In a groundbreaking scientific first for the UK, the first baby created with DNA from three people has been born, BBC reported. In this procedure, 99.8% of the DNA comes from the two parents, with the rest from a female donor. The pioneering technique is an attempt to prevent children from being born with devastating mitochondrial diseases.
Known as mitochondrial donation treatment (MDT), the technique uses tissue from the eggs of healthy female donors to create IVF embryos that are free from harmful mutations their mothers carry and are likely to pass on to their children. Notably, Mitochondrial diseases are incurable and can be fatal within days or even hours of birth. They are passed down only by the mother, so mitochondrial donation treatment is a modified form of IVF that uses mitochondria from a healthy donor egg.
The baby will have nuclear DNA from its mother and father which define key characteristics such as personality and eye colour. In addition, it will have a tiny amount of mitochondrial DNA provided by a female donor.

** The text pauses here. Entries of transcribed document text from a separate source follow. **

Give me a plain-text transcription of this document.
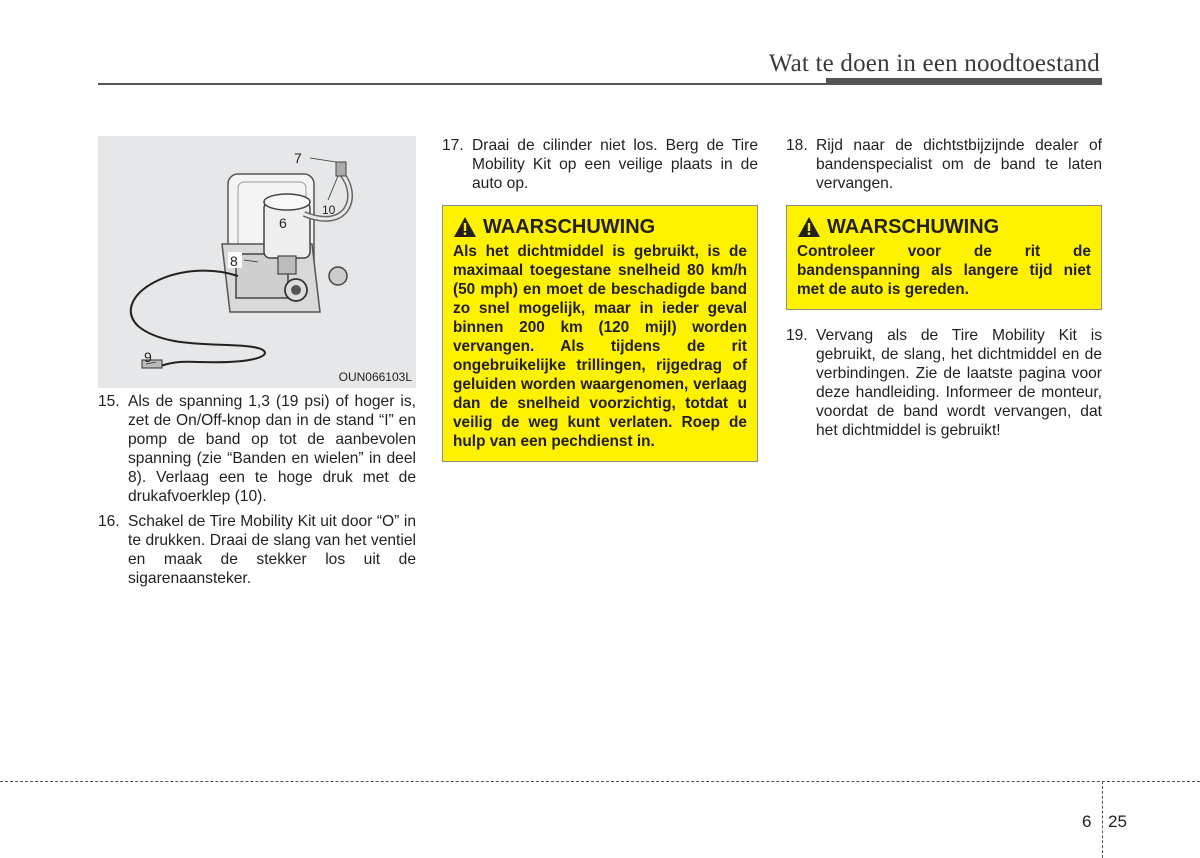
Wat te doen in een noodtoestand
7
6
10
8
9
OUN066103L
15. Als de spanning 1,3 (19 psi) of hoger is, zet de On/Off-knop dan in de stand “I” en pomp de band op tot de aanbevolen spanning (zie “Banden en wielen” in deel 8). Verlaag een te hoge druk met de drukafvoerklep (10).
16. Schakel de Tire Mobility Kit uit door “O” in te drukken. Draai de slang van het ventiel en maak de stekker los uit de sigarenaansteker.
17. Draai de cilinder niet los. Berg de Tire Mobility Kit op een veilige plaats in de auto op.
WAARSCHUWING
Als het dichtmiddel is gebruikt, is de maximaal toegestane snelheid 80 km/h (50 mph) en moet de beschadigde band zo snel mogelijk, maar in ieder geval binnen 200 km (120 mijl) worden vervangen. Als tijdens de rit ongebruikelijke trillingen, rijgedrag of geluiden worden waargenomen, verlaag dan de snelheid voorzichtig, totdat u veilig de weg kunt verlaten. Roep de hulp van een pechdienst in.
18. Rijd naar de dichtstbijzijnde dealer of bandenspecialist om de band te laten vervangen.
WAARSCHUWING
Controleer voor de rit de bandenspanning als langere tijd niet met de auto is gereden.
19. Vervang als de Tire Mobility Kit is gebruikt, de slang, het dichtmiddel en de verbindingen. Zie de laatste pagina voor deze handleiding. Informeer de monteur, voordat de band wordt vervangen, dat het dichtmiddel is gebruikt!
6 25
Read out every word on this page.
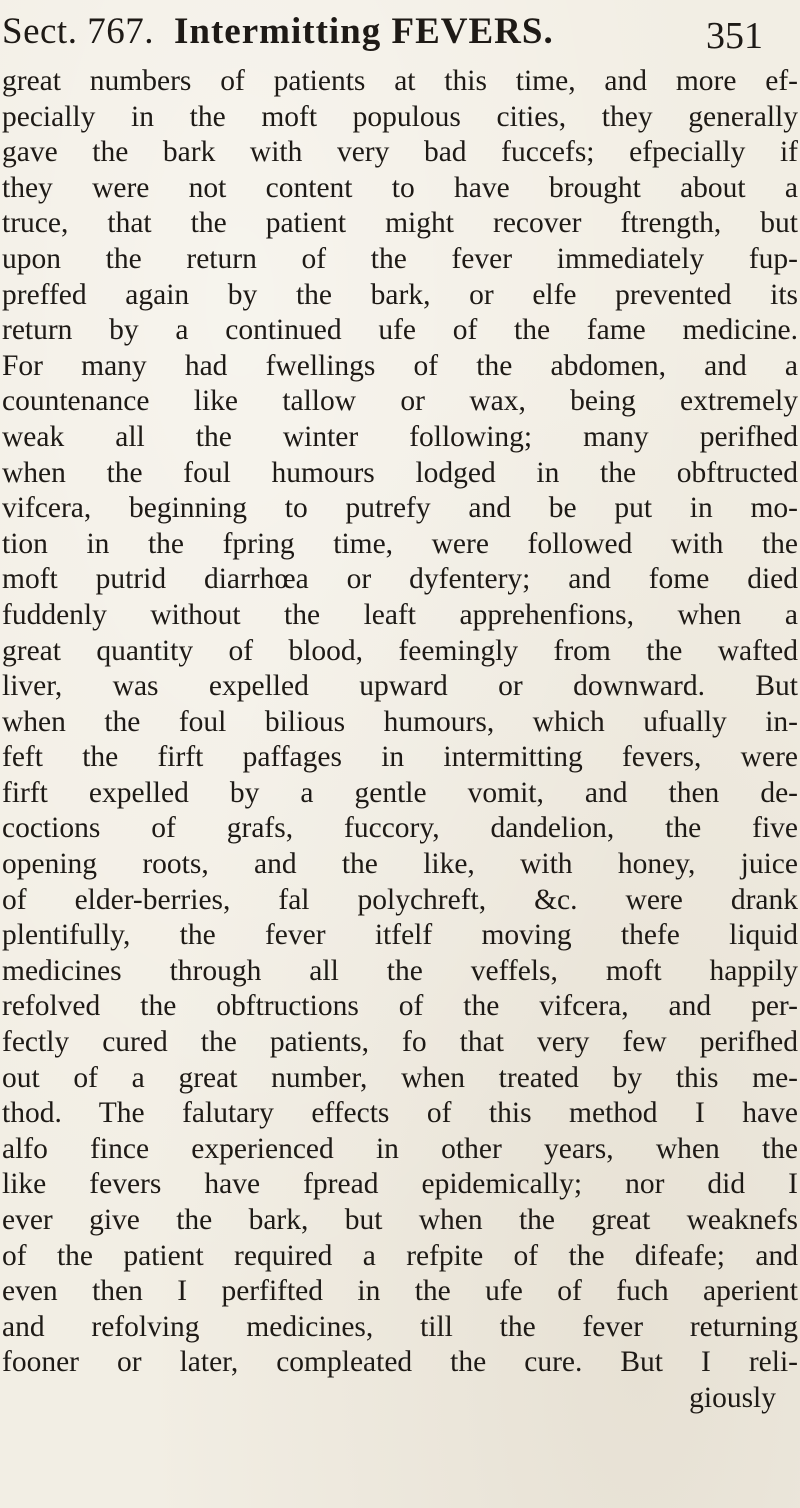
Sect. 767. Intermitting FEVERS.	351
great numbers of patients at this time, and more ef-
pecially in the moft populous cities, they generally
gave the bark with very bad fuccefs; efpecially if
they were not content to have brought about a
truce, that the patient might recover ftrength, but
upon the return of the fever immediately fup-
preffed again by the bark, or elfe prevented its
return by a continued ufe of the fame medicine.
For many had fwellings of the abdomen, and a
countenance like tallow or wax, being extremely
weak all the winter following; many perifhed
when the foul humours lodged in the obftructed
vifcera, beginning to putrefy and be put in mo-
tion in the fpring time, were followed with the
moft putrid diarrhœa or dyfentery; and fome died
fuddenly without the leaft apprehenfions, when a
great quantity of blood, feemingly from the wafted
liver, was expelled upward or downward. But
when the foul bilious humours, which ufually in-
feft the firft paffages in intermitting fevers, were
firft expelled by a gentle vomit, and then de-
coctions of grafs, fuccory, dandelion, the five
opening roots, and the like, with honey, juice
of elder-berries, fal polychreft, &c. were drank
plentifully, the fever itfelf moving thefe liquid
medicines through all the veffels, moft happily
refolved the obftructions of the vifcera, and per-
fectly cured the patients, fo that very few perifhed
out of a great number, when treated by this me-
thod. The falutary effects of this method I have
alfo fince experienced in other years, when the
like fevers have fpread epidemically; nor did I
ever give the bark, but when the great weaknefs
of the patient required a refpite of the difeafe; and
even then I perfifted in the ufe of fuch aperient
and refolving medicines, till the fever returning
fooner or later, compleated the cure. But I reli-
giously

Doctors at the clinic in Newcastle in England’s north-east where the breakthrough baby was born have not released details of birth from the MDT program.
Dagan Wells, a professor of reproductive genetics at the University of Oxford who took part in the UK breakthrough told The Guardian that the clinical experience with MRT was ‘encouraging’ but the number of reported cases was ‘far too small’ to draw any definitive conclusions about the ‘safety or efficacy’. The UK is not the first country to create babies from MDT. The first baby born via this technique was to a Jordanian family having treatment in the US in 2016.